A blind girl sees for the first time after getting her sight from cataract surgery. Annie Dillard describes the girl’s experience visiting a garden:
“She is greatly astonished and can scarcely be persuaded to answer, stands speechless in front of the tree, which she only names on taking hold of it, and then as ‘the tree with the lights in it.'”
I don’t know how many times I have gone back to Dillard’s “Pilgrim at Tinker Creek,” but I’d forgotten that passage until coming across it again, afresh, while reading John Eldredge. I love the description of “the tree with the lights in it.”
Today is the first Sunday in Advent. In his sermon this morning. Father Scott Albergate invited us to look at Advent as a time to “pause and seek a fresh start in your life.” He described Advent as having a couple points, which resonated with me: 1) to live in hope, and 2) to live with a sense of a call to action and a purpose.
This has been a year of a lot of reflection for me, of trying to figure things, life out (nothing new there). It’s been a year where I have felt God and Christ in my life in ways I haven’t before, and I have tried to get out of the way, to surrender to these rolling waves that come over me, which I don’t have words to describe. They come in prayer, on walks, while running, while writing, raking leaves. All I can do is ride them as best I can.
Advent is new for me in that way. I’ve been through 40-some Advent seasons, and yet T.S. Eliot could have been using my eyes to say:
We shall not cease from exploration
And the end of all our exploring
Will be to arrive where we started
And know the place for the first time.
It’s not coincidence that I’ve written about Dillard and Eliot before, quoting some of the same passages, but now they circle back via Eldredge or others, and they are new, changed, even though the words are the same. I read them differently.
These waves of faith and feeling and newness aren’t constant. I misstep, get turned around, make mistakes on a regular and frequent basis. Life is still confusing and I still struggle.
But I hear Father Scott invite us to look back at “where we see God’s movement in our lives in the past year,” and I know He is at work in new ways; starting things this year that haven’t been there in the past.
There are times when I feel beat down by life. And there are times when I feel like the tree with the lights in it.
Light. Having new eyes, seeing things differently. Starting life afresh is choosing to be awake to what is going on around us; choosing to be awake to God at work around us and through us.
I was pulled into this photograph today, and the photography of Pete Muller more broadly afterwards. There is something about the landscape, the river, the boys tending their cows, a beauty in the present moment. It takes me around the world to Kenya, a place I have never been, and connects me through the human experience, nature, caring for animals (it is Muller walking his dog that puts him there). I can’t say for sure why, but the scene gives me a deep sense of peace; if a scene can smile, this one does for me.

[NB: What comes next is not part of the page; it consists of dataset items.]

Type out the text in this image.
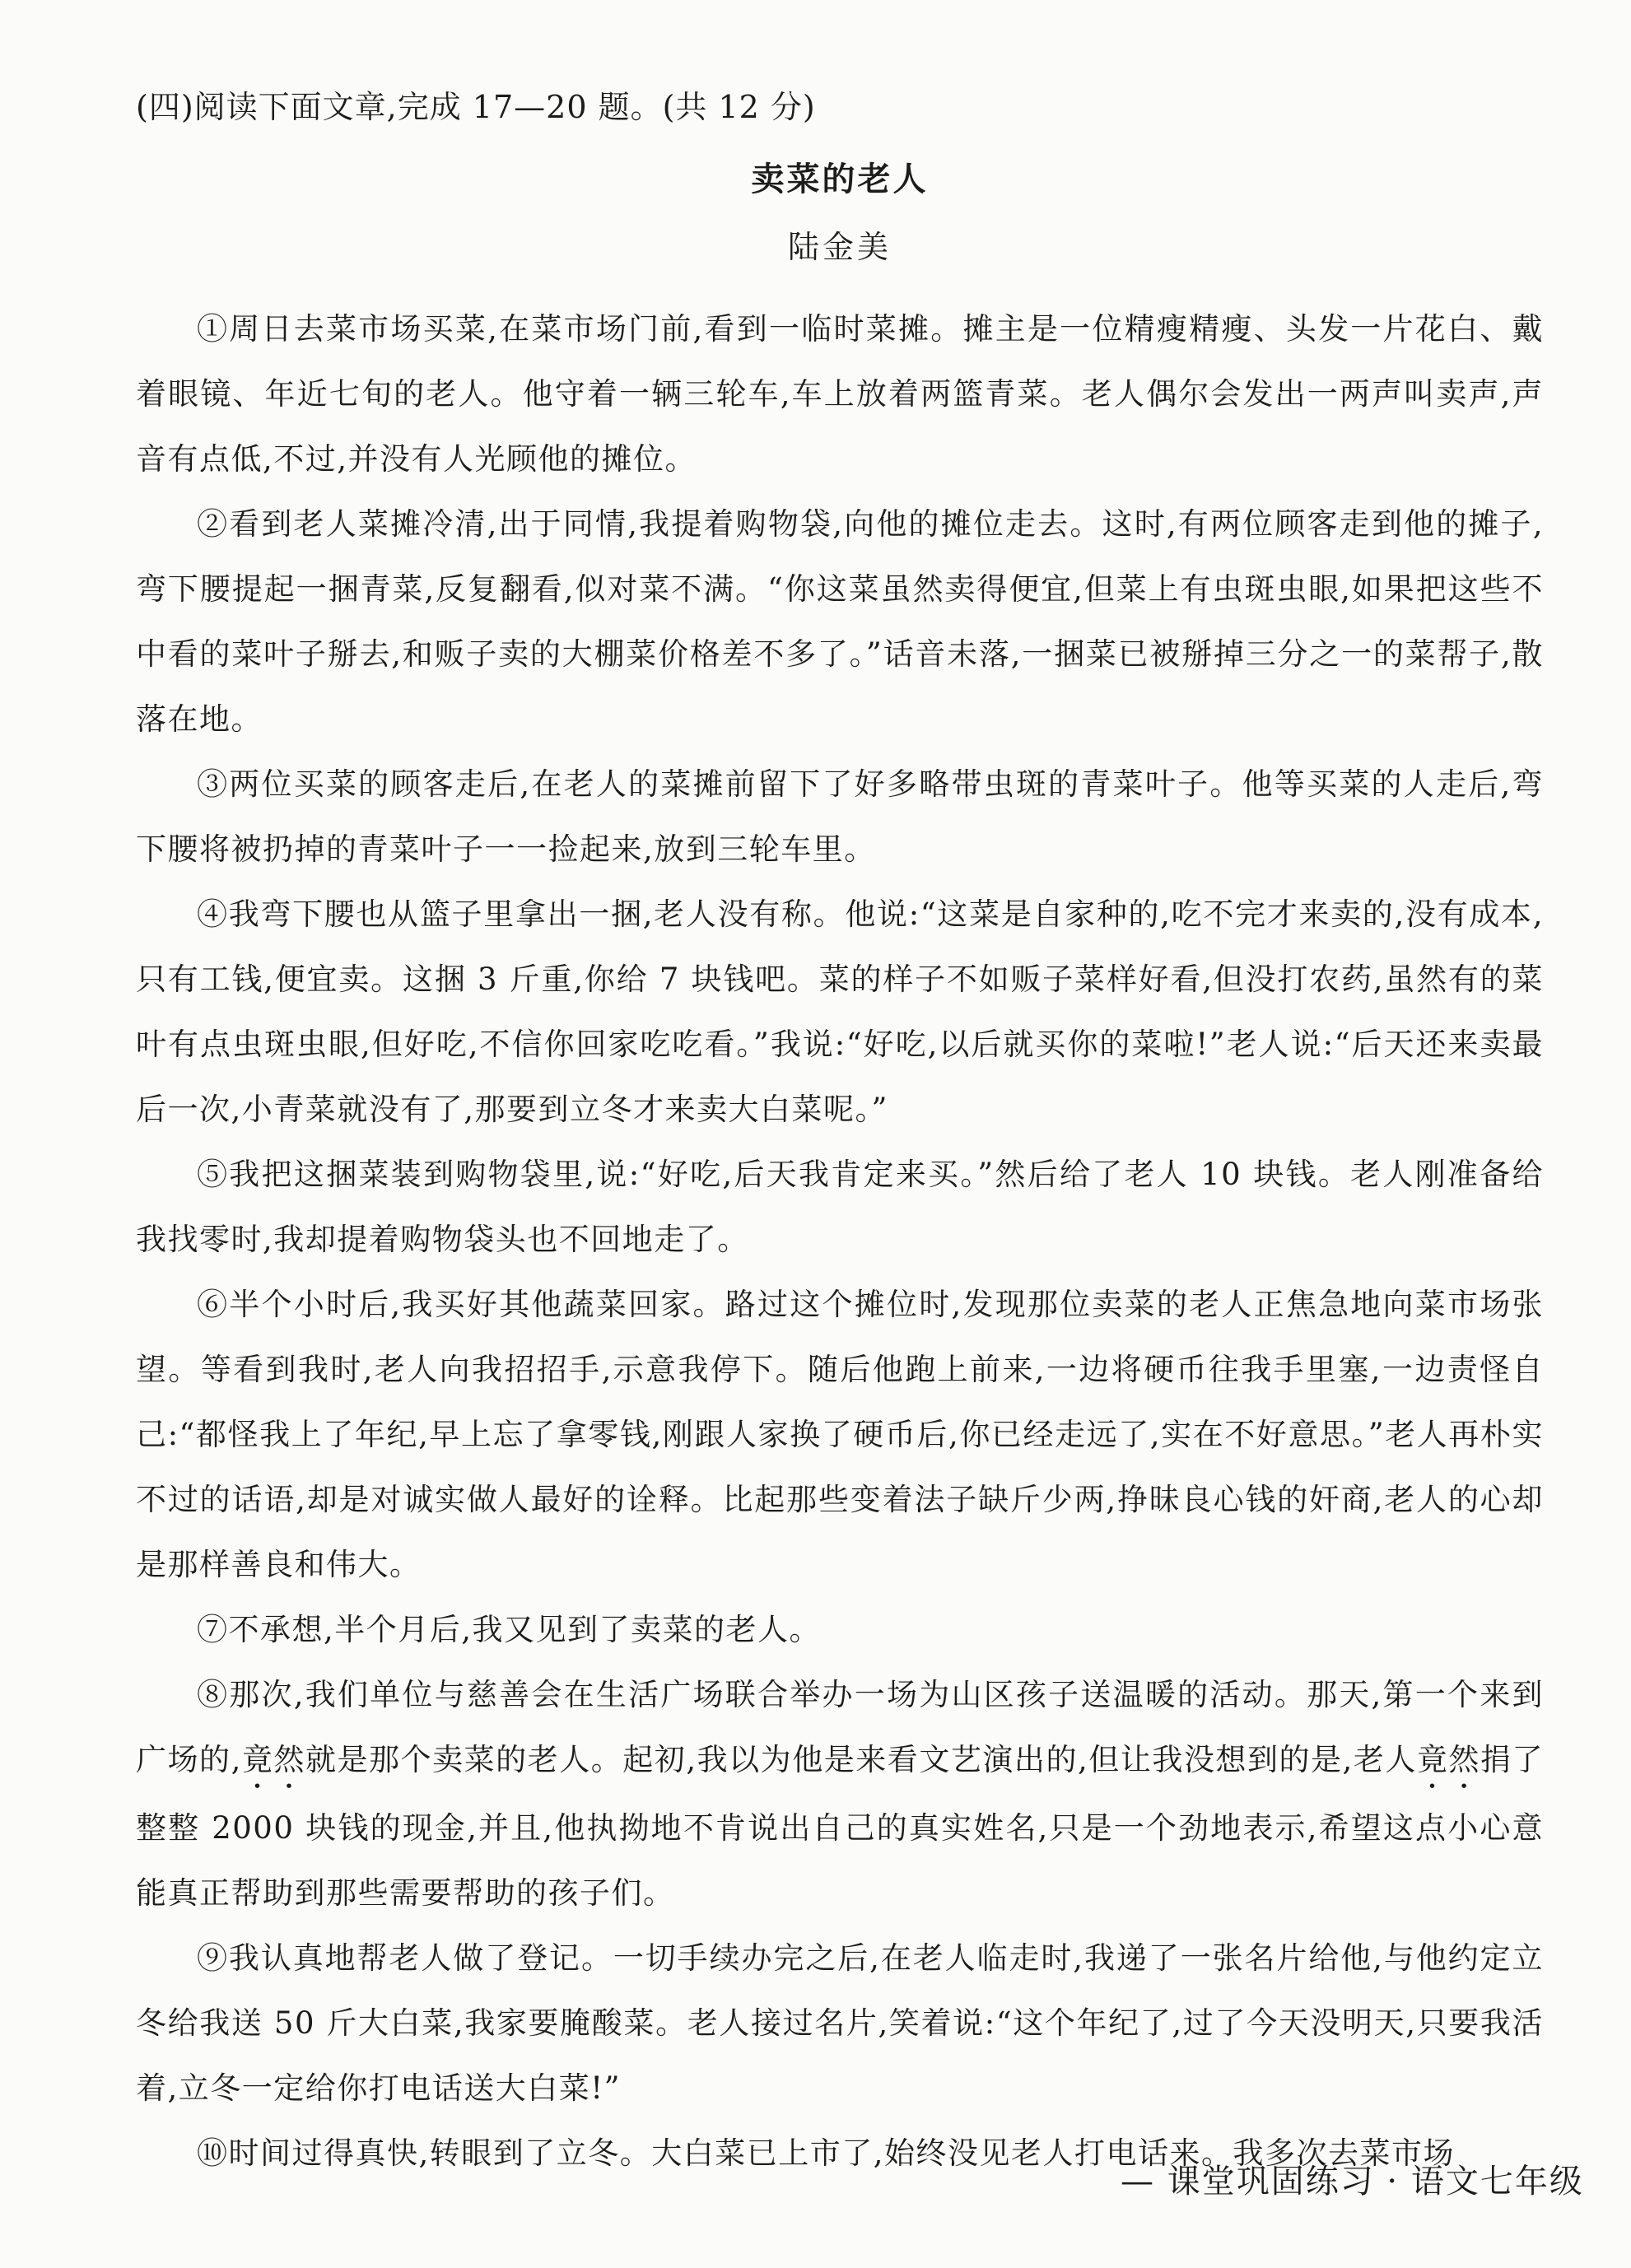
(四)阅读下面文章,完成 17—20 题。(共 12 分)
卖菜的老人
陆金美

①周日去菜市场买菜,在菜市场门前,看到一临时菜摊。摊主是一位精瘦精瘦、头发一片花白、戴着眼镜、年近七旬的老人。他守着一辆三轮车,车上放着两篮青菜。老人偶尔会发出一两声叫卖声,声音有点低,不过,并没有人光顾他的摊位。

②看到老人菜摊冷清,出于同情,我提着购物袋,向他的摊位走去。这时,有两位顾客走到他的摊子,弯下腰提起一捆青菜,反复翻看,似对菜不满。“你这菜虽然卖得便宜,但菜上有虫斑虫眼,如果把这些不中看的菜叶子掰去,和贩子卖的大棚菜价格差不多了。”话音未落,一捆菜已被掰掉三分之一的菜帮子,散落在地。

③两位买菜的顾客走后,在老人的菜摊前留下了好多略带虫斑的青菜叶子。他等买菜的人走后,弯下腰将被扔掉的青菜叶子一一捡起来,放到三轮车里。

④我弯下腰也从篮子里拿出一捆,老人没有称。他说:“这菜是自家种的,吃不完才来卖的,没有成本,只有工钱,便宜卖。这捆 3 斤重,你给 7 块钱吧。菜的样子不如贩子菜样好看,但没打农药,虽然有的菜叶有点虫斑虫眼,但好吃,不信你回家吃吃看。”我说:“好吃,以后就买你的菜啦!”老人说:“后天还来卖最后一次,小青菜就没有了,那要到立冬才来卖大白菜呢。”

⑤我把这捆菜装到购物袋里,说:“好吃,后天我肯定来买。”然后给了老人 10 块钱。老人刚准备给我找零时,我却提着购物袋头也不回地走了。

⑥半个小时后,我买好其他蔬菜回家。路过这个摊位时,发现那位卖菜的老人正焦急地向菜市场张望。等看到我时,老人向我招招手,示意我停下。随后他跑上前来,一边将硬币往我手里塞,一边责怪自己:“都怪我上了年纪,早上忘了拿零钱,刚跟人家换了硬币后,你已经走远了,实在不好意思。”老人再朴实不过的话语,却是对诚实做人最好的诠释。比起那些变着法子缺斤少两,挣昧良心钱的奸商,老人的心却是那样善良和伟大。

⑦不承想,半个月后,我又见到了卖菜的老人。

⑧那次,我们单位与慈善会在生活广场联合举办一场为山区孩子送温暖的活动。那天,第一个来到广场的,竟然就是那个卖菜的老人。起初,我以为他是来看文艺演出的,但让我没想到的是,老人竟然捐了整整 2000 块钱的现金,并且,他执拗地不肯说出自己的真实姓名,只是一个劲地表示,希望这点小心意能真正帮助到那些需要帮助的孩子们。

⑨我认真地帮老人做了登记。一切手续办完之后,在老人临走时,我递了一张名片给他,与他约定立冬给我送 50 斤大白菜,我家要腌酸菜。老人接过名片,笑着说:“这个年纪了,过了今天没明天,只要我活着,立冬一定给你打电话送大白菜!”

⑩时间过得真快,转眼到了立冬。大白菜已上市了,始终没见老人打电话来。我多次去菜市场

— 课堂巩固练习 · 语文七年级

Glory be to God for dappled things–
For skies of couple-colour as a brindled cow;
For rose-moles all in stipple upon trout that swim;
Fresh-firecoal chestnut-falls; finches’ wings;
Landscape plotted and pieced–fold, fallow, and plough;
And all trades, their gear and tackle and trim.
-Gerard Manley Hopkins, “Pied Beauty–”
Hopkins, Eliot, Dillard, each are awake to everything around them, each moment.
Advent is a time to pause and reflect and a call to action. It is both a looking forward with hope, and a being awake to life and what God is doing right now. Part of our job, going back to Father Scott’s sermon, is “to usher in the realm of God in the present moment.”